Отправив письма, Бурлак уже не чувствовал себя разбитым и одиноким. Он сам вдохнул в собственную жизнь благотворную, обновляющую все его существо, силу. Она приятно кружила голову, сладко томила душу ожиданием.
С наступлением темноты он закрывался на глухие ставни, надежно запирал дверь на железный засов, зажигал керосиновую лампу и целиком отдавался самому себе. В такие минуты Галактион чувствовал себя ни от кого не зависимым и жил, пусть ничтожно маленьким, но своим, дорогим его сердцу мирком. Вынув из сундука цветистый халат, торжественно облачался в него, подходил к зеркалу, приглаживал жидкие волосы-паутинки и потом долго расхаживал по комнате в тапках, подбитых лисьим мехом, предаваясь грезам, одолевавшим его умишко.
У Галактионова халата была своя предыстория, своя особенная жизнь, как и у любой красивой вещи, побывавшей не в одних руках. Бурлак приобрел его на рынке перед эвакуацией горожан в далекие тылы. В те дни базар кишмя кишел народом. Люди толкались, сбивались в кучи, глазели на редкие вещи. Продавалось все, что нельзя было увезти с собой — ценное и не представлявшее особенной ценности.
Бурлак впервые увидел такое разнокрасочное царство одежды и всевозможных домашних предметов. Всего несколько дней назад все это жило в квартирах, скрытых от посторонних глаз, ходило, двигалось по улицам, в театре и клубах; разноцветно играло и казалось обычным в общей пестроте. Теперь же, собранное вместе, представляло необыкновенное зрелище.

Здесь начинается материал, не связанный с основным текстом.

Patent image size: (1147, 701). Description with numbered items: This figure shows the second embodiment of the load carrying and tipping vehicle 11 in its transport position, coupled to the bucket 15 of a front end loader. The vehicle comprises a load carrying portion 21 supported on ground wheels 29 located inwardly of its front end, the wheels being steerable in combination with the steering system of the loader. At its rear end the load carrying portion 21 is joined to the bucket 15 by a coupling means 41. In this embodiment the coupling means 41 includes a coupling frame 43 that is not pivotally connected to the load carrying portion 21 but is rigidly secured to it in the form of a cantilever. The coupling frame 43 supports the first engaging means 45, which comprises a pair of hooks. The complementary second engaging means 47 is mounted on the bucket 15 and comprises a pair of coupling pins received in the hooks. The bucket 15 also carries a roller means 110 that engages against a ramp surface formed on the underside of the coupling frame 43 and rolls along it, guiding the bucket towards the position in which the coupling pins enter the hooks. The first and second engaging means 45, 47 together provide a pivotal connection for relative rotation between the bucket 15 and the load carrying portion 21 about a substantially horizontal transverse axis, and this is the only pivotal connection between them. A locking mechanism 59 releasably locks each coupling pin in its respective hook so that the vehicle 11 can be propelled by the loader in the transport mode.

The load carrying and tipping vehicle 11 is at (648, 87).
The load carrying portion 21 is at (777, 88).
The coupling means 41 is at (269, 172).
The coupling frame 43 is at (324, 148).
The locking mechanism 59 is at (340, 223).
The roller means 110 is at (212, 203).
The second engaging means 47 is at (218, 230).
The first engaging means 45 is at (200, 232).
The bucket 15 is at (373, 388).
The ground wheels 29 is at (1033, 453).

В самом конце торгового ряда Бурлак заметил одиноко стоявшего человека в красивом мягком халате. «Продает или просто вырядился? — подумал он. — Халат ведь не для улицы, чудак, для дома, для удовольствия…» Только он так подумал, как чудак поманил его пальцем.
Галактион подошел.
— Продаю, купи, — сказал чудак и отвернул запашистую полу халата. Шелковая, небесного цвета, подкладка в мгновенье заворожила глаза. Бурлак подумал, что такая дорогая вещь ему ни к чему и, наверно, не по его карману. Но все же поинтересовался, делая вид, что шутит:
— Никак царский халатик, а?
Но чудак сказал вполне серьезно:
— Не угадал. Генеральский. Только теперь он генералу без надобности, воюет. А для войны такая роскошь не по фасону.

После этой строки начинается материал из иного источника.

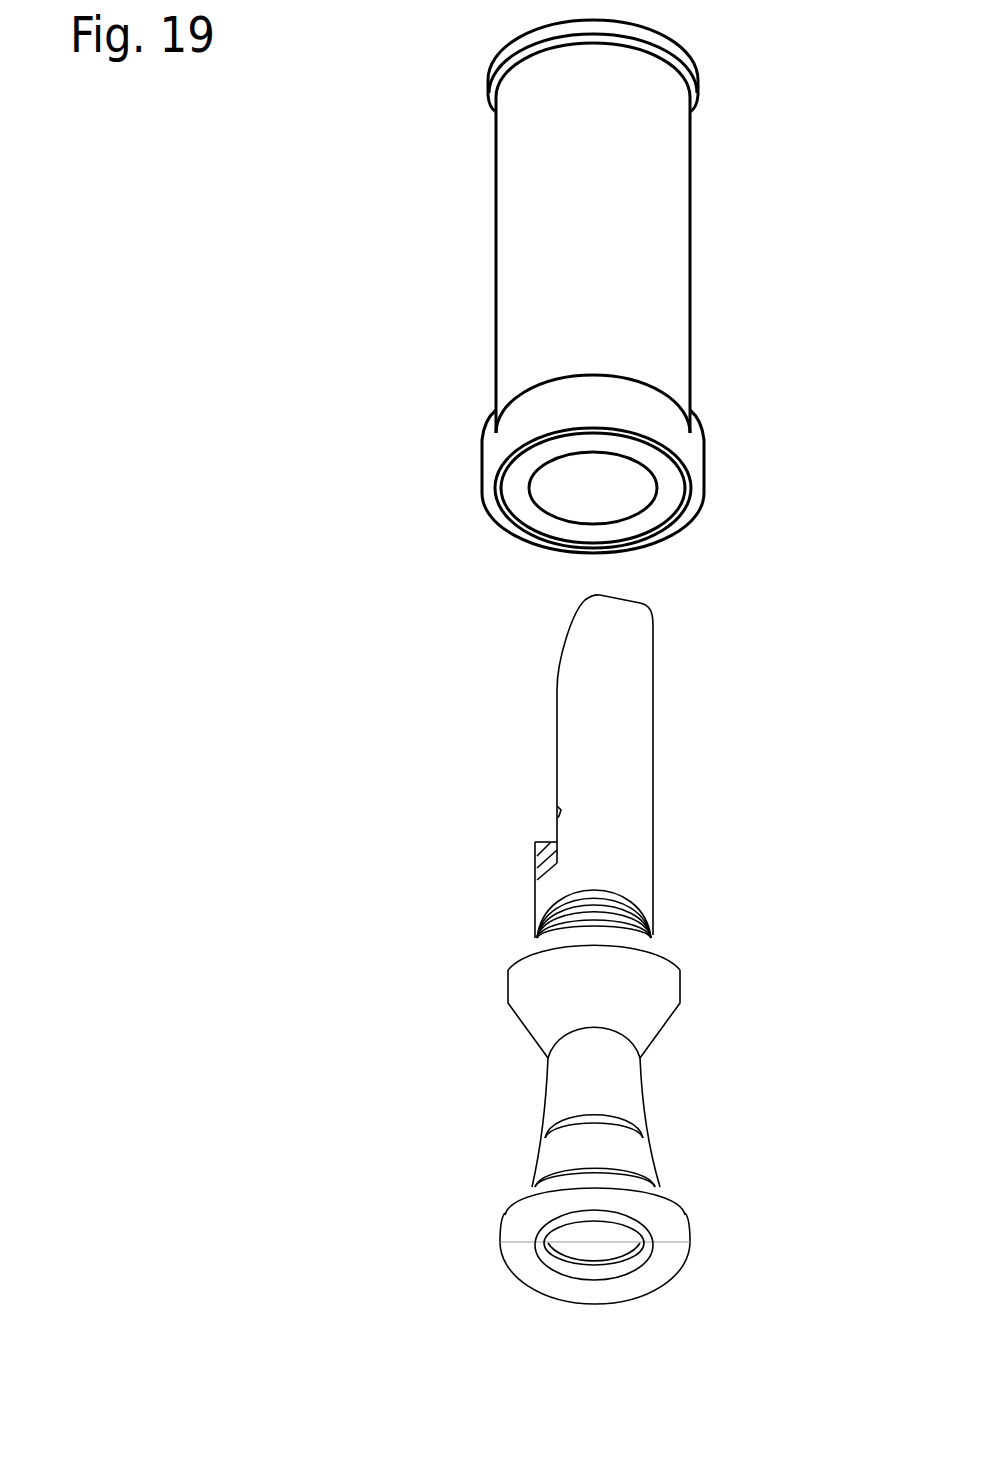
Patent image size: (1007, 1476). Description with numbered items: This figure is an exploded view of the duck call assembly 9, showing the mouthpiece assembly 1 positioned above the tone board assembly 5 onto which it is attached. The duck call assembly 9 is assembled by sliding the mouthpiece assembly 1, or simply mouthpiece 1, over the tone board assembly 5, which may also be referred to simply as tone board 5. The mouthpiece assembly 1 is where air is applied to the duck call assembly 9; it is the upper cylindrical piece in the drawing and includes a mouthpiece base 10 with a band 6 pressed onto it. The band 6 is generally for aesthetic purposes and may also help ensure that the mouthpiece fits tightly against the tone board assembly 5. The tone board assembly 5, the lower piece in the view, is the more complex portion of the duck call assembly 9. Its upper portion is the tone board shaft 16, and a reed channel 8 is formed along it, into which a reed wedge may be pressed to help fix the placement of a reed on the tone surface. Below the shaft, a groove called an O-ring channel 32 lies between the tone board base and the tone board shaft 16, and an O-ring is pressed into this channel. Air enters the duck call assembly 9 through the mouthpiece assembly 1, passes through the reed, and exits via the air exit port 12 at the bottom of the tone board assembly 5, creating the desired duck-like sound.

The mouthpiece assembly 1 is at (716, 273).
The tone board assembly 5 is at (723, 1130).
The band 6 is at (500, 435).
The reed channel 8 is at (543, 867).
The duck call assembly 9 is at (780, 168).
The mouthpiece base 10 is at (520, 198).
The air exit port 12 is at (595, 1266).
The tone board shaft 16 is at (633, 793).
The O-ring channel 32 is at (627, 912).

Галактион для интереса приценился. К его удивлению, чудак запросил совсем не дорого. Галактион постепенно соблазнился, стал торговаться. Чудак сбавил цену до ничтожно малой, и Бурлак купил халат. Свернул в жмут, сунул в мешок, без которого не появлялся в городе, и опять пошел бродить по базару. У него все больше разгоралась страсть к редким, неожиданно потерявшим цену вещам. Денег ему не было жалко. Знал, что при немцах они утратят свое достоинство, если вообще будут в ходу. И он приобрел еще кое-что из барахлишка.
Когда приценивался к меховой шубе, уже бывшей в носке, но еще добротной, кто-то, едко посмеиваясь, заметил:
— Что, дядька, небось зимовать с немцами собираешься?
Бурлак даже не обернулся на голос и не оторвал глаз от шубы, но не смолчал. Нельзя было поддаваться на удочку.